Weil internationale Investoren die Stabilität der portugiesischen Staatsfinanzen bezweifeln, verlangten sie in den vergangenen Tagen steigende Zinsen. Diese lagen bis zu 4,3 Prozent über denen, die Deutschland zahlen muss. Am Montag nun sanken die Zinsen etwas – möglicherweise, weil die Europäische Zentralbank (EZB) selbst portugiesische Staatspapiere kaufte, um den Druck auf das südeuropäische Land zu senken.
Dieser Schutzmechanismus könnte künftig eine zunehmende Rolle spielen. Nach Informationen dieser Zeitung erwägt die Bundesregierung, dass auch der neue europäische Stabilisierungsfonds (ESM) ab 2013 die Möglichkeit bekommen könnte, selbst Staatsanleihen bedrohter Länder zu erwerben. Gegenüber der heutigen Situation hätte das einen entscheidenden Vorteil: Die EZB würde entlastet. Neben der Euro-Bank würde eine zweite europäische Institution geschaffen, die bedrohte Staaten durch öffentlichen Anleihekauf vor privaten Spekulationsattacken schützen könnte. Eine Sprecherin des Bundesfinanzministeriums wollte entsprechende Überlegungen am Montag allerdings nicht bestätigen.
Am Montag verhandelten die europäischen Regierungen erneut darüber, wie man der Euro-Krise kurz- und langfristig beikommen könne. Die Vorstellungen waren durchaus unterschiedlich – auch innerhalb der Bundesregierung.
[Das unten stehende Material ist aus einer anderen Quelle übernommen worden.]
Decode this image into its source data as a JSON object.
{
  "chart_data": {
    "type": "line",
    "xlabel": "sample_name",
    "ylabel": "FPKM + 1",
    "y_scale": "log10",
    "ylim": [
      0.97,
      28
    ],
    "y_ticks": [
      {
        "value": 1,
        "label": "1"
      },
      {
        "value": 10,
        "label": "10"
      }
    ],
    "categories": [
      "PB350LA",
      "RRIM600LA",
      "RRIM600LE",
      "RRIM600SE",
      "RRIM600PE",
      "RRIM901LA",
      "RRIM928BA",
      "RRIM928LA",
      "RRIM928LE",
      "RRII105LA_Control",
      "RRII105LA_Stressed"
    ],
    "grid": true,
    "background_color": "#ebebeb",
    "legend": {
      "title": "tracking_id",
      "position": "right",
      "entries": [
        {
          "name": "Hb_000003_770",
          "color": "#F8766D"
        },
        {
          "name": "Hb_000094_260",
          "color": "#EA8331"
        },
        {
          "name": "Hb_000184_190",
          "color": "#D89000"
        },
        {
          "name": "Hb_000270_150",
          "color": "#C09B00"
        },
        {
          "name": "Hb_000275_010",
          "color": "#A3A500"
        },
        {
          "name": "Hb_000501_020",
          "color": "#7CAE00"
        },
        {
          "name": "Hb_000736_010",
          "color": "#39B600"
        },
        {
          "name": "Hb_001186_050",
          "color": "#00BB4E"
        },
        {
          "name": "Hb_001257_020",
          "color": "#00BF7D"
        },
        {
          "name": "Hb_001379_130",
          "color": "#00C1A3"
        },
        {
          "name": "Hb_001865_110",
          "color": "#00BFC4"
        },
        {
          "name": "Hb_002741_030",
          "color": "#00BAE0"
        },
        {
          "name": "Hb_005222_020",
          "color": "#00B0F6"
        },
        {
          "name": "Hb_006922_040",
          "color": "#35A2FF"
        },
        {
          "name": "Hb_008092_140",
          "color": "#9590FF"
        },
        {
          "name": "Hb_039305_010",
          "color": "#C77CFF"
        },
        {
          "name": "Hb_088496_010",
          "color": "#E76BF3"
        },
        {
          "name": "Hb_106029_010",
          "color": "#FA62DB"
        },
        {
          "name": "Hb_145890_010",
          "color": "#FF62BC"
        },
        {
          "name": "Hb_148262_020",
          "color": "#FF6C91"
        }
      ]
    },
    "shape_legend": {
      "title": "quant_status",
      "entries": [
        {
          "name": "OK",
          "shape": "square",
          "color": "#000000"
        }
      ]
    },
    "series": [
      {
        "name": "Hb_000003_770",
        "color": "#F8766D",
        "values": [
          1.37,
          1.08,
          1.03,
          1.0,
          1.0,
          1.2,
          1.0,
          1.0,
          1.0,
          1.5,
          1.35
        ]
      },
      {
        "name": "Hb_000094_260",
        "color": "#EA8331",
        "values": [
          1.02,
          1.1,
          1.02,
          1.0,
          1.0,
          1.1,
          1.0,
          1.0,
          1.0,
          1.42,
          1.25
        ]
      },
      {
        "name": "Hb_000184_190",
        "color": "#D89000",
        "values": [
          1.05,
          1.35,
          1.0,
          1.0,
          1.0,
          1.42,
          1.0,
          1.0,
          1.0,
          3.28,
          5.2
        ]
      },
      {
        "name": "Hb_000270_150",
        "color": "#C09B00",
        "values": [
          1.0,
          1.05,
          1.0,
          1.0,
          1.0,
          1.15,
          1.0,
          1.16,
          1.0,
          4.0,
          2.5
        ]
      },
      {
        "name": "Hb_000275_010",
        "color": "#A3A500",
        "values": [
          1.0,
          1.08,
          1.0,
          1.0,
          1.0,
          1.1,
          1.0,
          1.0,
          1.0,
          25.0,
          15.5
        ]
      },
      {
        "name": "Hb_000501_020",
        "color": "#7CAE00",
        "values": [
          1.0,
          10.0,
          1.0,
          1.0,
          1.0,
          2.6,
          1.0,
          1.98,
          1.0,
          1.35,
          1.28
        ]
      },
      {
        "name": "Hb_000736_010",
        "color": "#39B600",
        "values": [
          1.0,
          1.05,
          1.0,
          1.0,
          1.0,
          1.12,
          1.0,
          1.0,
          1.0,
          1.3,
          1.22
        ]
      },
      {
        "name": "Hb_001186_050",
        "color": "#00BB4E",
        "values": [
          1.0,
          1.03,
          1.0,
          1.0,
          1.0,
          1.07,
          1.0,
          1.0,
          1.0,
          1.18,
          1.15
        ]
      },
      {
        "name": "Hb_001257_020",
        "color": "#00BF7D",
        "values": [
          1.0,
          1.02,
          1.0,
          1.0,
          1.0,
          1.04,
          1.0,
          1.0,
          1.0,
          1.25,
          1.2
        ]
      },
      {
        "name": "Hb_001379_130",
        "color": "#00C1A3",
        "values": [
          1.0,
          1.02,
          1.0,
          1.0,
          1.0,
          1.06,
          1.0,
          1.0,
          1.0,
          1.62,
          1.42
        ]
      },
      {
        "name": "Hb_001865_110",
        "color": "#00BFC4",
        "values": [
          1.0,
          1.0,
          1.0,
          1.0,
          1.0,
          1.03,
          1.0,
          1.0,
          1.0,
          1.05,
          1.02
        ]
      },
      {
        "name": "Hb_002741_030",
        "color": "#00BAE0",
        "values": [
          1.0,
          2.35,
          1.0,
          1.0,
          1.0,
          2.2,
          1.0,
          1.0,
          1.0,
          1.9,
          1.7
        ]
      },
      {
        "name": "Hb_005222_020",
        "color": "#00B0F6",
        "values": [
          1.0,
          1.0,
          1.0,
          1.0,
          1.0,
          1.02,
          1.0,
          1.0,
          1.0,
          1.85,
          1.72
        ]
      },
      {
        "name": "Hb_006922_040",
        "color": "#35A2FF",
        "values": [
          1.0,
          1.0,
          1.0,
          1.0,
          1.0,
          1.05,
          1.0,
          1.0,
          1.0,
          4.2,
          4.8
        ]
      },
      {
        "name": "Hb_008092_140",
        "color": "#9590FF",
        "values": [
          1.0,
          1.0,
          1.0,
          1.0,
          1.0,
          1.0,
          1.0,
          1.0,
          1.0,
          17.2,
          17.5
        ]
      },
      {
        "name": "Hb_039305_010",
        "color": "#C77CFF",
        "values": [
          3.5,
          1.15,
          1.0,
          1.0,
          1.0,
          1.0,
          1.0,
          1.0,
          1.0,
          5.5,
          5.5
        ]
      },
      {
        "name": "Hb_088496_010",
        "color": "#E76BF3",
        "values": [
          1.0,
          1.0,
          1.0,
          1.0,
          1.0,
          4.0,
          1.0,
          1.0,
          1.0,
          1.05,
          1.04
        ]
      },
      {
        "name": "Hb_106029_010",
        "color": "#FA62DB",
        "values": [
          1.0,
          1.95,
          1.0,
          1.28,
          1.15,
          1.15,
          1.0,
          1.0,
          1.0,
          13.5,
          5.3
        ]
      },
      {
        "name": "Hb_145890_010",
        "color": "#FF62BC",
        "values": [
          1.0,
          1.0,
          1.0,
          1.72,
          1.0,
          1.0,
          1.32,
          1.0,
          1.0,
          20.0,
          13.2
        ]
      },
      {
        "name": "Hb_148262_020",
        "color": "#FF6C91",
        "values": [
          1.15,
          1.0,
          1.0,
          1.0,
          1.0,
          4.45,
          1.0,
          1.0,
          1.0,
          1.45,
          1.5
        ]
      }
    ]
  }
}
Während Bundesfinanzminister Wolfgang Schäuble (CDU) gemeinsame finanzielle Anstrengungen aller Euro-Staaten für notwendig hält, tritt Wirtschaftsminister Rainer Brüderle (FDP) auf die Bremse. Der Wissenschaftliche Beirat des Wirtschaftsministeriums stellte gestern ein Gutachten vor, das vor der Staatsverschuldung warnt, die um Zuge der Euro-Rettung unablässig ansteigt. Brüderles Berater plädierten dafür, bedrohte Euro-Staaten pleite gehen zu lassen, anstatt sie vorher mit milliardenteuren Hilfskrediten zu retten.
Im konkreten Falle Portugals tragen solche Zukunftsüberlegungen jedoch nicht zu einer Lösung bei. In den kommenden Tagen und Wochen geht es in erster Linie darum, ob Lissabon Finanzhilfen aus dem europäischen Rettungsschirm beantragt oder nicht.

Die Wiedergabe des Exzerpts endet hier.